Business Affairs and Consumer Protection researched and conducted investigations at several CITGO-branded retail locations. According to a city press release, BACP found approximately 114 CITGO-branded retailers were in serious violation of the Municipal Code. Among the retailers are 16 locations with “egregious” violations, including drug paraphernalia, unstamped cigarettes, tobacco sale to minors, outdated medication, outdated milk and food, no public bathroom, deceptive practices and overcharging for gas.
“Businesses in the City of Chicago are expected to make a positive contribution to the community, and selling drug paraphernalia and tobacco to minors won’t be tolerated,” said Maria Guerra Lapacek, Commissioner of the Department of Business Affairs and Consumer Protection. “If a business can not comply with the municipal code, then it will not be doing business in the City of Chicago.”
According to the city, the CITGO-branded location at 11600 South Michigan Avenue had the most violations, including selling cigarettes without tax stamps and selling outdated merchandise.
The manager could not be reached for comment.

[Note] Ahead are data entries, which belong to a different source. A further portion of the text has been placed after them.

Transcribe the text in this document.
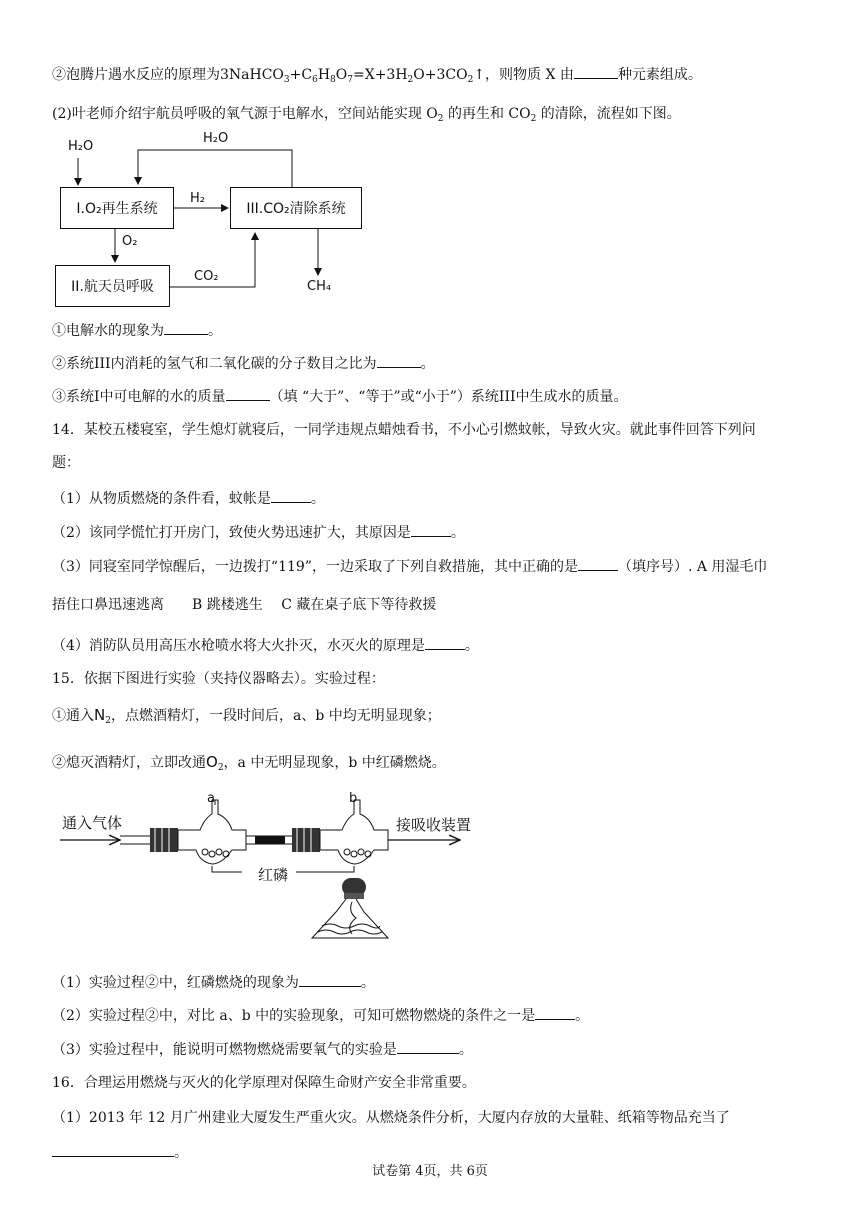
②泡腾片遇水反应的原理为$3NaHCO_3+C_6H_8O_7=X+3H_2O+3CO_2↑$，则物质 X 由	种元素组成。
(2)叶老师介绍宇航员呼吸的氧气源于电解水，空间站能实现 $O_2$ 的再生和 $CO_2$ 的清除，流程如下图。
H₂O
H₂O
I.O₂再生系统
H₂
III.CO₂清除系统
O₂
II.航天员呼吸
CO₂
CH₄
①电解水的现象为	。
②系统III内消耗的氢气和二氧化碳的分子数目之比为	。
③系统I中可电解的水的质量	（填 “大于”、“等于”或“小于”）系统III中生成水的质量。
14．某校五楼寝室，学生熄灯就寝后，一同学违规点蜡烛看书，不小心引燃蚊帐，导致火灾。就此事件回答下列问
题：
（1）从物质燃烧的条件看，蚊帐是	。
（2）该同学慌忙打开房门，致使火势迅速扩大，其原因是	。
（3）同寝室同学惊醒后，一边拨打“119”，一边采取了下列自救措施，其中正确的是	（填序号）. A 用湿毛巾
捂住口鼻迅速逃离　　B 跳楼逃生　 C 藏在桌子底下等待救援
（4）消防队员用高压水枪喷水将大火扑灭，水灭火的原理是	。
15．依据下图进行实验（夹持仪器略去）。实验过程：
①通入$N_2$，点燃酒精灯，一段时间后，a、b 中均无明显现象；
②熄灭酒精灯，立即改通$O_2$，a 中无明显现象，b 中红磷燃烧。
通入气体
a	b
接吸收装置
红磷
（1）实验过程②中，红磷燃烧的现象为	。
（2）实验过程②中，对比 a、b 中的实验现象，可知可燃物燃烧的条件之一是	。
（3）实验过程中，能说明可燃物燃烧需要氧气的实验是	。
16．合理运用燃烧与灭火的化学原理对保障生命财产安全非常重要。
（1）2013 年 12 月广州建业大厦发生严重火灾。从燃烧条件分析，大厦内存放的大量鞋、纸箱等物品充当了
。
试卷第 4页，共 6页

“The fact that we found so many of these locations with outdated food was very troubling,” said Barbara Gressel of the BACP.
The city cited the 10007 South Michigan Avenue location for offering expired bologna for sale earlier this year The manager told NBC 5 Investigates the store has made improvements but said the city is being too harsh with its investigation.
And city records show a CITGO-branded retailer at 1001 N. Cicero, which was not included on the city’s “egregious violations” list, was previously cited for outdated food, outdated medication and a sales tax overcharge. The manager said the owner was unavailable for comment, but said employees check all the food every single day.
The city said CITGO and its marketers have agreed to take several steps to rectify the problems, including a Dealer Education Program to educate dealers of their obligations under municipal law.
“We wanted to change the practice so that these locations spread out across Chicago we're bringing value to the neighborhoods,” Gressel said. “We don't want to empty stations. We don't want to empty stores. We want good stores that are profitable.”
The city press release said CITGO and its marketers agreed to pay a Settlement Payment of $45,000 to BACP to defray the costs and expenses incurred by BACP in connection with the investigation.
A CITGO corporate spokesperson could not be reached for comment. However, the city said there have been fewer violations recently. It credits the Dealer Education Program. And a distributor which runs several CITGO locations said its dealers are cooperating with the city.